Avantor until recently sold the chemical legally to laboratories in Mexico. Heroin manufacturers have reportedly snapped up the agent to make the drug. Bloomberg reported in September that Avantor stopped sales of the chemical in September as Mexican authorities prepared to open an investigation into the transactions.

In a questionnaire obtained by the Daily Caller News Foundation, Grassley asked Gupta about her past comments supporting the decriminalization of drugs and whether she should recuse herself from any working on any drug enforcement issues if she is confirmed to the Justice Department post.
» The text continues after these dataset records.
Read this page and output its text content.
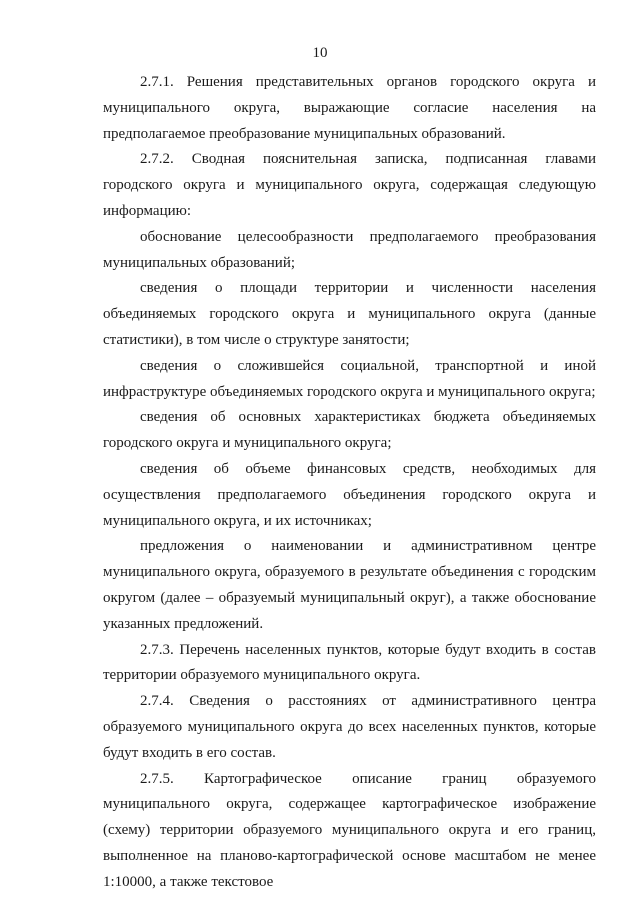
10

2.7.1. Решения представительных органов городского округа и муниципального округа, выражающие согласие населения на предполагаемое преобразование муниципальных образований.

2.7.2. Сводная пояснительная записка, подписанная главами городского округа и муниципального округа, содержащая следующую информацию:

обоснование целесообразности предполагаемого преобразования муниципальных образований;

сведения о площади территории и численности населения объединяемых городского округа и муниципального округа (данные статистики), в том числе о структуре занятости;

сведения о сложившейся социальной, транспортной и иной инфраструктуре объединяемых городского округа и муниципального округа;

сведения об основных характеристиках бюджета объединяемых городского округа и муниципального округа;

сведения об объеме финансовых средств, необходимых для осуществления предполагаемого объединения городского округа и муниципального округа, и их источниках;

предложения о наименовании и административном центре муниципального округа, образуемого в результате объединения с городским округом (далее – образуемый муниципальный округ), а также обоснование указанных предложений.

2.7.3. Перечень населенных пунктов, которые будут входить в состав территории образуемого муниципального округа.

2.7.4. Сведения о расстояниях от административного центра образуемого муниципального округа до всех населенных пунктов, которые будут входить в его состав.

2.7.5. Картографическое описание границ образуемого муниципального округа, содержащее картографическое изображение (схему) территории образуемого муниципального округа и его границ, выполненное на планово-картографической основе масштабом не менее 1:10000, а также текстовое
Grassley, who is the top Republican on the Senate Judiciary Committee, asserted in his questionnaire to Gupta that decriminalization of drugs like heroin would increase demand for chemical precursors like the one manufactured by Avantor. Grassley also asked Gupta whether she will commit to not taking any role in enforcing federal drug laws if confirmed to the Justice Department and whether she will “agree to make no further advocacy statements regarding illegal drugs.”

Gupta was grilled at a Senate Judiciary Committee hearing on Tuesday about her past position on drug legalization. Gupta told Texas Sen. John Cornyn that she does not support decriminalizing possession of drugs other than marijuana.

Later in the hearing, Arkansas Sen. Tom Cotton cited an op-ed that Gupta wrote for HuffPost in September 2012 and asked whether her statements to Cornyn were misleading.

“States should decriminalize simple possession of all drugs, particularly marijuana, and for small amounts of other drugs,” Gupta wrote in the op-ed. Watch:

She denied to Cotton that she gave a misleading answer, saying that her position on decriminalization has changed. “I was not misleading,” she told the Republican. “I was speaking for my position today after having been at the Justice Department, after having family members and experiences inform my thinking on this,” Gupta continued. “I do not support the decriminalization of all drugs.”

Republicans’ questioning of Gupta during her confirmation hearing angered one employee of the American Civil Liberties Union, where Gupta previously served as an attorney.

Rebecca McCray, a writer and editor for ACLU’s blog, tweeted that she was “angry” that Grassley had survived coronavirus. The 87-year-old Republican tested positive for the virus late last year.